The whole ordeal started when a nearby homeowner removed an old log from his property – and the hive was inside the log. When the log was removed, the bees became angry.
“They were extremely aggressive,” said Romer.
One City employee was stung more than eight times when he tried to assist a woman and her small children to get back in the car and away from the bees.
Z’s Bees came out to the scene to assist with the situation.

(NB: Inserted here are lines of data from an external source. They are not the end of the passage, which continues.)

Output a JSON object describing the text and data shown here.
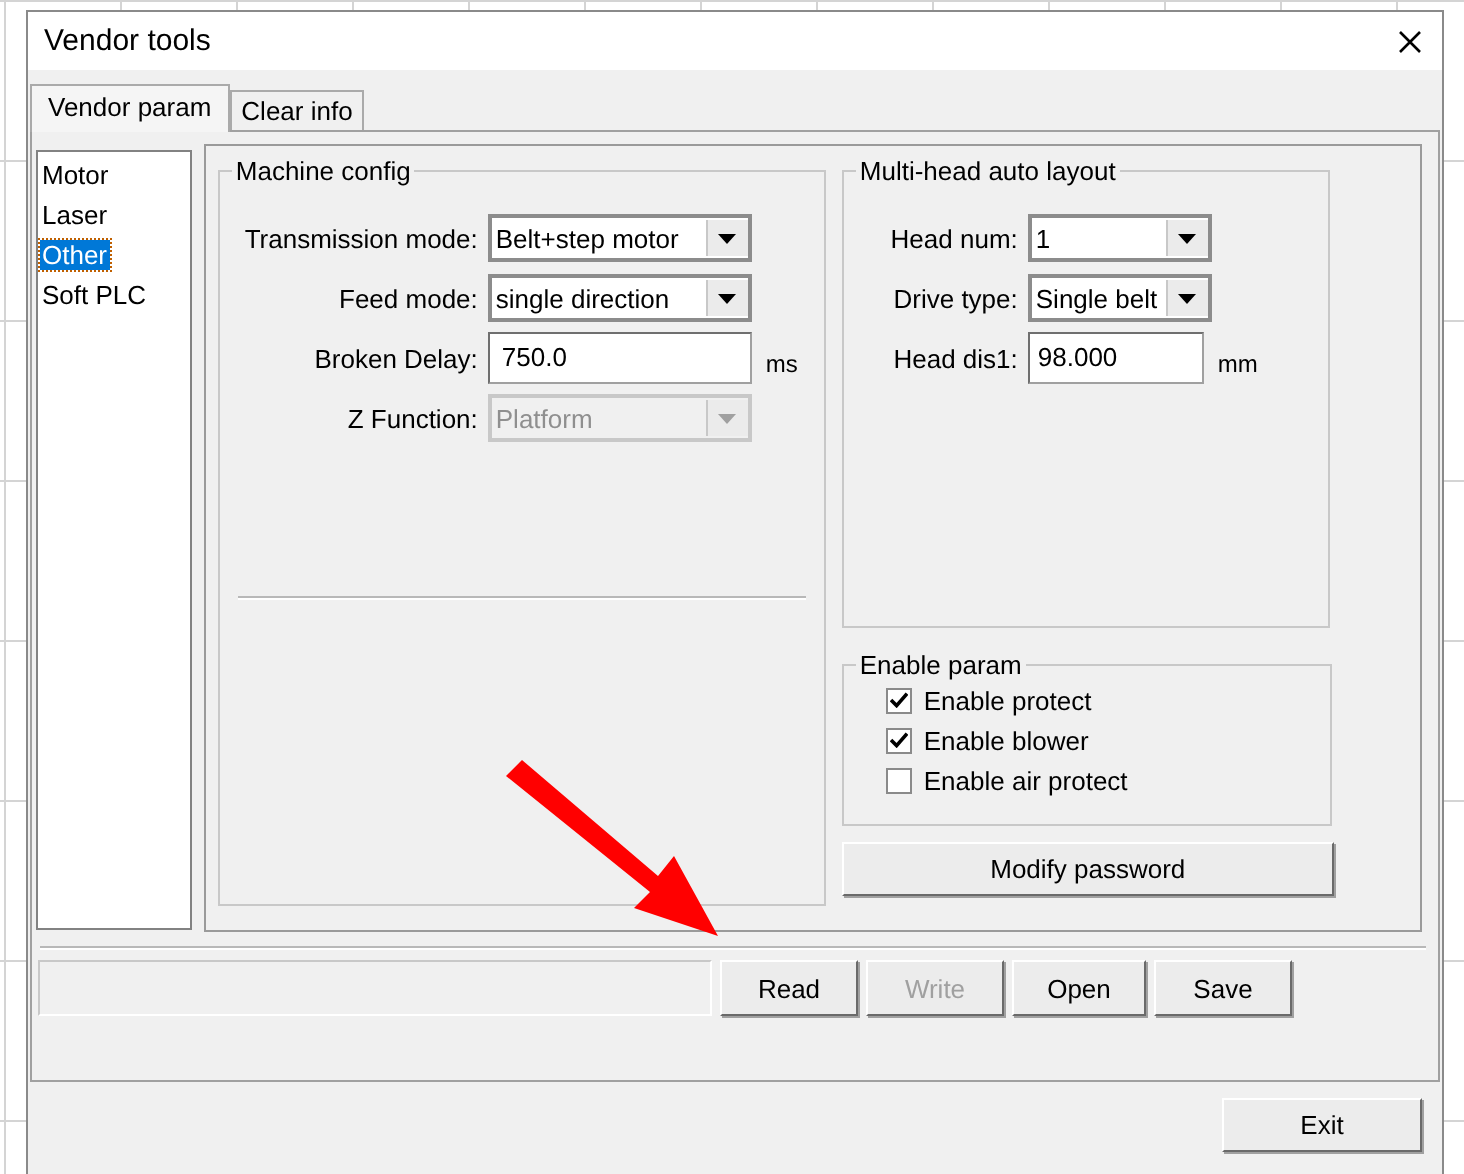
{
  "window": {
    "title": "Vendor tools"
  },
  "tabs": [
    {
      "label": "Vendor param",
      "selected": true
    },
    {
      "label": "Clear info",
      "selected": false
    }
  ],
  "categories": [
    {
      "label": "Motor",
      "selected": false
    },
    {
      "label": "Laser",
      "selected": false
    },
    {
      "label": "Other",
      "selected": true
    },
    {
      "label": "Soft PLC",
      "selected": false
    }
  ],
  "machine_config": {
    "title": "Machine config",
    "fields": [
      {
        "kind": "dropdown",
        "label": "Transmission mode:",
        "value": "Belt+step motor",
        "disabled": false
      },
      {
        "kind": "dropdown",
        "label": "Feed mode:",
        "value": "single direction",
        "disabled": false
      },
      {
        "kind": "text",
        "label": "Broken Delay:",
        "value": "750.0",
        "unit": "ms",
        "disabled": false
      },
      {
        "kind": "dropdown",
        "label": "Z Function:",
        "value": "Platform",
        "disabled": true
      }
    ]
  },
  "multi_head": {
    "title": "Multi-head auto layout",
    "fields": [
      {
        "kind": "dropdown",
        "label": "Head num:",
        "value": "1",
        "disabled": false
      },
      {
        "kind": "dropdown",
        "label": "Drive type:",
        "value": "Single belt",
        "disabled": false
      },
      {
        "kind": "text",
        "label": "Head dis1:",
        "value": "98.000",
        "unit": "mm",
        "disabled": false
      }
    ]
  },
  "enable_param": {
    "title": "Enable param",
    "options": [
      {
        "label": "Enable protect",
        "checked": true
      },
      {
        "label": "Enable blower",
        "checked": true
      },
      {
        "label": "Enable air protect",
        "checked": false
      }
    ]
  },
  "modify_password_button": "Modify password",
  "actions": [
    {
      "label": "Read",
      "disabled": false
    },
    {
      "label": "Write",
      "disabled": true
    },
    {
      "label": "Open",
      "disabled": false
    },
    {
      "label": "Save",
      "disabled": false
    }
  ],
  "exit_button": "Exit"
}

“We put out some honeycomb to try and lure the bees into the comb,” said Michael Zambrano of Z’s Bees. “It was not very successful.”
Bees are attracted to the pheromones of the queen bee, but when she’s missing – in this case probably moved with the log – the bees left behind become aggressive until they can make a new hive with a new queen or join another hive.
The bees weren’t sent off for testing to see if they were in fact Africanized, but Z’s Bees acknowledged that about 80 percent of the bees that they encounter are.
“The bees from South America have slowly, but surely, taken over almost all of Texas, moved into New Mexico, Oklahoma, Louisiana and the surrounding areas,” Zambrano said.
The rain helped to calm down the bees on Saturday, and the situation dissipated. Zambrano’s advice for any who find themselves surrounded by bees is to evacuate the area and call it in.
“Stay clear, especially if you’ve never been stung,” he said. “If you’ve never been stung, and you have a reaction, you have 10 minutes to get a shot. Fire and ambulance have to fight traffic, and 10 minutes isn’t very long. It’s kind of a scary situation.”